Note: The size of the string is not changed and no characters are moved. Only record size/padding values are replaced. If the position input stream backing the Sliding_String is changed, or the string is modified in a way that changes character positions or the value of the record size bytes, the filtering algorithm will lose track of the VMS record structure resulting in undefined, and probably inappropriate, effects.
a_string | A string to be filtered. |
start | The position in the string where filtering is to start. Nothing is done if the position is not within the length of the string [default = 0]. |
end | The end of the filtering range. This is expected to be the end of the string [default = std::string::npos] |
Reimplemented from String_Filter.
virtual bool enabled | ( | bool | enable | ) | [virtual] |
Enables or disables filtering.
If the filter is being re-enabled after being disabled - either as a result of calling enabled (false) or because the algorithm detected an invalid record size - then the algorithm will reinitialize the next time the filter method is used.
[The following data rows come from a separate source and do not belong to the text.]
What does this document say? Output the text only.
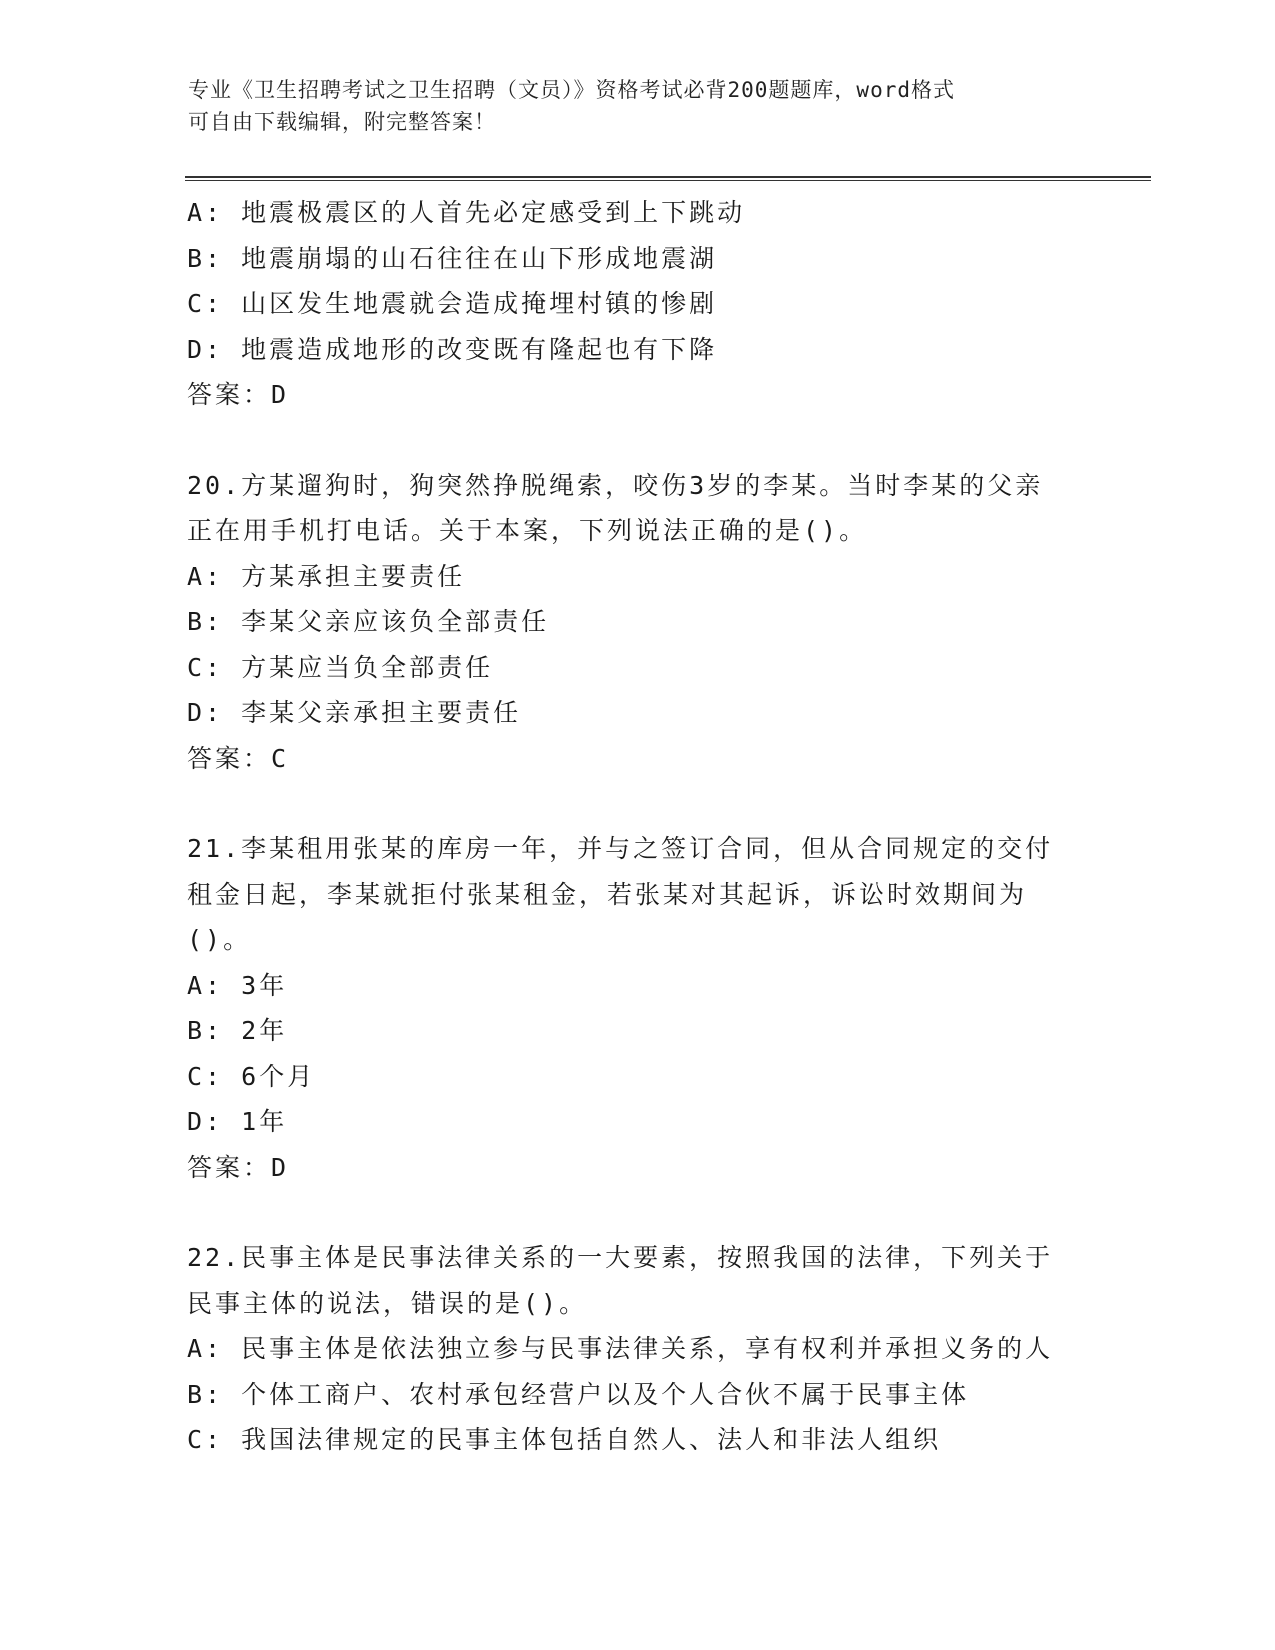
专业《卫生招聘考试之卫生招聘（文员）》资格考试必背200题题库，word格式
可自由下载编辑，附完整答案！
A: 地震极震区的人首先必定感受到上下跳动
B: 地震崩塌的山石往往在山下形成地震湖
C: 山区发生地震就会造成掩埋村镇的惨剧
D: 地震造成地形的改变既有隆起也有下降
答案：D
20.方某遛狗时，狗突然挣脱绳索，咬伤3岁的李某。当时李某的父亲
正在用手机打电话。关于本案，下列说法正确的是()。
A: 方某承担主要责任
B: 李某父亲应该负全部责任
C: 方某应当负全部责任
D: 李某父亲承担主要责任
答案：C
21.李某租用张某的库房一年，并与之签订合同，但从合同规定的交付
租金日起，李某就拒付张某租金，若张某对其起诉，诉讼时效期间为
()。
A: 3年
B: 2年
C: 6个月
D: 1年
答案：D
22.民事主体是民事法律关系的一大要素，按照我国的法律，下列关于
民事主体的说法，错误的是()。
A: 民事主体是依法独立参与民事法律关系，享有权利并承担义务的人
B: 个体工商户、农村承包经营户以及个人合伙不属于民事主体
C: 我国法律规定的民事主体包括自然人、法人和非法人组织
If the filter is currently in the same state as the enable argument, nothing is changed.
enable | If true filtering will be enabled; otherwise it is disabled. |
Reimplemented from String_Filter.
virtual bool enabled | ( | ) | const [virtual] |
Tests if the filter is enabled or disabled.
Reimplemented from String_Filter.
static int record_size | ( | char | LSB, |
char | MSB | ||
) | [static] |
Converts two char values to a single index value, assuming that the first char value is the LSB and the second the MSB of a 16-bit integer.
Bits 0-7 of the MSB are shifted left 8 bits and ORed with bits 0-7 of the LSB to form the integer value.
LSB | The Least Significant Byte of the 16-bit record size value. |
MSB | The Most Significant Byte of the 16-bit record size value. |
const char* const ID [static] |
Class identification.
const char LINE_BREAK[] [static] |
Used to plug VMS binary record size value holes.
const int RECORD_SIZE_LIMIT [static] |
Threshold for invalid record_size value.